Абрам Вольф - В чужой стране
— Наша земля красивая, это верно, — сказал Боборыкин, ломая сухие ветки и кидая их в костер. — А главное — просторно.
— Что земли много, это действительно, — отозвался кто-то из партизан, сидевших поодаль. — Только тутошняя земля богаче родит. И опять же она обжитее. Вон у них дороги какие! Кругом асфальт. Деревня в пятьдесят дворов, а улица какая… И дома каменные, электричество. У нас только в райцентре электричество пустили, перед самой войной, а у них по всем деревням.

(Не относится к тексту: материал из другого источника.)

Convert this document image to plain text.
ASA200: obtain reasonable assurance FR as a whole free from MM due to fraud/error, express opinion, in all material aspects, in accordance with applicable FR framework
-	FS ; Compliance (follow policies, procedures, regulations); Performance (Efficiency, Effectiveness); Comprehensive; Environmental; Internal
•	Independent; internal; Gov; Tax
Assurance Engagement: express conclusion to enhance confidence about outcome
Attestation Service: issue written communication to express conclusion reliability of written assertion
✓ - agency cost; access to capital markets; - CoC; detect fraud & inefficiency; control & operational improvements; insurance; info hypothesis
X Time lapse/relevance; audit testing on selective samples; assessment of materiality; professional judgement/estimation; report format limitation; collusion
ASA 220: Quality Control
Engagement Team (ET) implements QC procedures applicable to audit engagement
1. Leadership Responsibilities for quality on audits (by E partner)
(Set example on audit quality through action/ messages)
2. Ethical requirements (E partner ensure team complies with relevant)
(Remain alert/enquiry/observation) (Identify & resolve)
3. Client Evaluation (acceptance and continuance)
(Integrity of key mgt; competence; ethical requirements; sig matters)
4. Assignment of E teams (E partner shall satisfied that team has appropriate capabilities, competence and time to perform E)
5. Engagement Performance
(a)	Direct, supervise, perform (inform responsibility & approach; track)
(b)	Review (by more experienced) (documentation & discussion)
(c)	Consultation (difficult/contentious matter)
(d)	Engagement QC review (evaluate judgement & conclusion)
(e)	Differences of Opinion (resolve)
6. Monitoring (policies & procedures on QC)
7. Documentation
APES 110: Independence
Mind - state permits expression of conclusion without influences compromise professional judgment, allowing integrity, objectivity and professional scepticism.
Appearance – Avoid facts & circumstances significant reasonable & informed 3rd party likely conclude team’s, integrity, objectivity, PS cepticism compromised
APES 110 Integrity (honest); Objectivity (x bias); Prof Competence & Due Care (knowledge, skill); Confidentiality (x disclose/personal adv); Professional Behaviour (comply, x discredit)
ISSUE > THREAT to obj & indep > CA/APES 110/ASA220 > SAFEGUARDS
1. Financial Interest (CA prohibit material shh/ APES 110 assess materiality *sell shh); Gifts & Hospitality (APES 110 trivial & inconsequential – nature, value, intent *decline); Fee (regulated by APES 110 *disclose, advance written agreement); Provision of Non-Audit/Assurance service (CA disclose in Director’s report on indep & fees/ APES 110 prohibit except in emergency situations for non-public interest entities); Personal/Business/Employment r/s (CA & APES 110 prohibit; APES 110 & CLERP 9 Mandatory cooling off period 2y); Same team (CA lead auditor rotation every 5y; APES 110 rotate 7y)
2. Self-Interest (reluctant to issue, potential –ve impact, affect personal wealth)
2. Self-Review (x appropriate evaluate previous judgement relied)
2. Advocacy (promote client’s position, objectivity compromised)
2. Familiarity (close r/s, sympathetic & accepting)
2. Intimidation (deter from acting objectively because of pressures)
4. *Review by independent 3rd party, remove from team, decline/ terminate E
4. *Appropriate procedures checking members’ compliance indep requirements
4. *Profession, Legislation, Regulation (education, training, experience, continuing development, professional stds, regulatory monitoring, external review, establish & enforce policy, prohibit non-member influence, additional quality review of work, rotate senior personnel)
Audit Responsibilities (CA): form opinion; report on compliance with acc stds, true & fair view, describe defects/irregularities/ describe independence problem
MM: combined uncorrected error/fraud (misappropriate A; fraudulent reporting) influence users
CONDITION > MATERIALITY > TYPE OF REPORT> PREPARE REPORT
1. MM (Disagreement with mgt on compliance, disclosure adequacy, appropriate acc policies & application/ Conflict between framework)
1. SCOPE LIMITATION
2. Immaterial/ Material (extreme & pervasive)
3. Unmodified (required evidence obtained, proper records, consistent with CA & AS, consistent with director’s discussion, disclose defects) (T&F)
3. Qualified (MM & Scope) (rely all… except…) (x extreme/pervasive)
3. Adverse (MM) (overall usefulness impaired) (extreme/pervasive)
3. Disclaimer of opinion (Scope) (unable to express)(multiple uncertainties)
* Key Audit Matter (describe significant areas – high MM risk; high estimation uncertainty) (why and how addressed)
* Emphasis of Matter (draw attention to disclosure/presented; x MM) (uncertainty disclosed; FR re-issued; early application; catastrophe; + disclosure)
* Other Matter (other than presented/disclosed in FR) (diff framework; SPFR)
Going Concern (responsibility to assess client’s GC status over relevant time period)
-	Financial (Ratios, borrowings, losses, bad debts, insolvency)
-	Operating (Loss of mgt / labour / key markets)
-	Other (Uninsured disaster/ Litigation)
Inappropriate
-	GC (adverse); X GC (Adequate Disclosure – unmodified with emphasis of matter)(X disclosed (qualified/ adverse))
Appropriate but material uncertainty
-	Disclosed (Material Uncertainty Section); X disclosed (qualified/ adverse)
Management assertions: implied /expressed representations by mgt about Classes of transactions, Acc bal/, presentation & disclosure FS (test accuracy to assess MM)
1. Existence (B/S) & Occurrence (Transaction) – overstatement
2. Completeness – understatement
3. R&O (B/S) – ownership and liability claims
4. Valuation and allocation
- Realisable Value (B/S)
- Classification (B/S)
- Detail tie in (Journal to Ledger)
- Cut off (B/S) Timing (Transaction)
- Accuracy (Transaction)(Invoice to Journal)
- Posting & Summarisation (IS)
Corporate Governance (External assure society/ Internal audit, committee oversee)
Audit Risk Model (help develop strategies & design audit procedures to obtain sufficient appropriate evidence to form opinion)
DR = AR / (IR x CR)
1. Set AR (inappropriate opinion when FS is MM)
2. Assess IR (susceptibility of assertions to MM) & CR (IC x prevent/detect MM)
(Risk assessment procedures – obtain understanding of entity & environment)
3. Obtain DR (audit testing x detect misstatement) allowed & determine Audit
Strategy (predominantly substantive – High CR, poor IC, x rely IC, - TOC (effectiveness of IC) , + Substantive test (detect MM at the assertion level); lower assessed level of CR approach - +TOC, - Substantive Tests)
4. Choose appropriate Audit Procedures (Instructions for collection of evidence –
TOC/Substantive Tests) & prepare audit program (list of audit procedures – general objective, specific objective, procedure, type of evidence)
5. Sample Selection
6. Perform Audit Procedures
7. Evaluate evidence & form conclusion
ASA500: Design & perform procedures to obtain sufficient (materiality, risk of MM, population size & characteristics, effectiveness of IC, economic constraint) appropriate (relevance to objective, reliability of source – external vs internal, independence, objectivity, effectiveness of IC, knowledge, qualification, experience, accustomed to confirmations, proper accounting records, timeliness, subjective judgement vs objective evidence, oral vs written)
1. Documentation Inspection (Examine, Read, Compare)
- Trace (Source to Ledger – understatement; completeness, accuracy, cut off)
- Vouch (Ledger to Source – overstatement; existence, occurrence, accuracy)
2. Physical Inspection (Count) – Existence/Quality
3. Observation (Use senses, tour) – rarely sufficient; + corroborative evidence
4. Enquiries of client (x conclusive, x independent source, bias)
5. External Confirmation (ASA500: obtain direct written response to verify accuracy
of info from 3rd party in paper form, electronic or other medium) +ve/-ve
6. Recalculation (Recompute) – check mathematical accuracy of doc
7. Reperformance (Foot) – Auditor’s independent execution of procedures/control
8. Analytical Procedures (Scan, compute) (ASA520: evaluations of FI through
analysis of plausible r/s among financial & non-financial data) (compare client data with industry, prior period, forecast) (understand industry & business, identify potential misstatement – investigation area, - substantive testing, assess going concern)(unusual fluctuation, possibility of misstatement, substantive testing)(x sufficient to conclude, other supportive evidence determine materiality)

— Спорить тут, конешно дело, не будешь, — послышался глухой хрипловатый голос, — земля у них обжитее. Сады хорошие, виноградники. Ну и дороги, конешно дело, электричество… Водопровод в каждой деревне имеется. Культурно… — Голос умолк, но через минуту послышался снова: — Им, бельгийцам-то, конешно дело, легче. Всей земли у них, может, не боле, чем в нашем районе, а людей живет густо. Деревня на деревне стоит и в город задом упирается. Тут тебе не то что дороги, а всю территорию можно под асфальт…
Маринов всматривается в темноту, стараясь различить лицо говорившего. Но тот сидит под деревом, его совсем ке видно: «Сейчас начнется разговор, — думает Маринов. — Ну-ну, пускай говорят, полезно!»
В беседу вступает Тихон Зенков. Это человек молодой, но рассудительный и хозяйственный. Официально он считается помощником начальника штаба по связи, а фактически командует всей хозяйственной частью. Зенков ко всему внимательно приглядывается, скоропалительных выводов делать не любит.
— Ты, друг, говоришь о водопроводе, об электричестве. Электричество, между прочим, в нашей деревне есть. Водопровода нету. Что правда, то правда. Сколько я воевал, чтобы к фермам воду подвести, так и не пробил. Буду жив, возвернусь домой, так уж добьюсь своего… Да, водопровода у нас нету. И в смысле электричества в деревнях тоже плохо. Где есть, а где как при царе Горохе… Ну, и постройки у них получше, каменные. А все-таки, если разобраться, наши крестьяне справнее здешних живут. О богатых я не говорю, а средний крестьянин на своей земле прокормиться не может. Факт! Тут почти каждый хозяин либо сын его в шахте работает. Без шахты они пропали бы!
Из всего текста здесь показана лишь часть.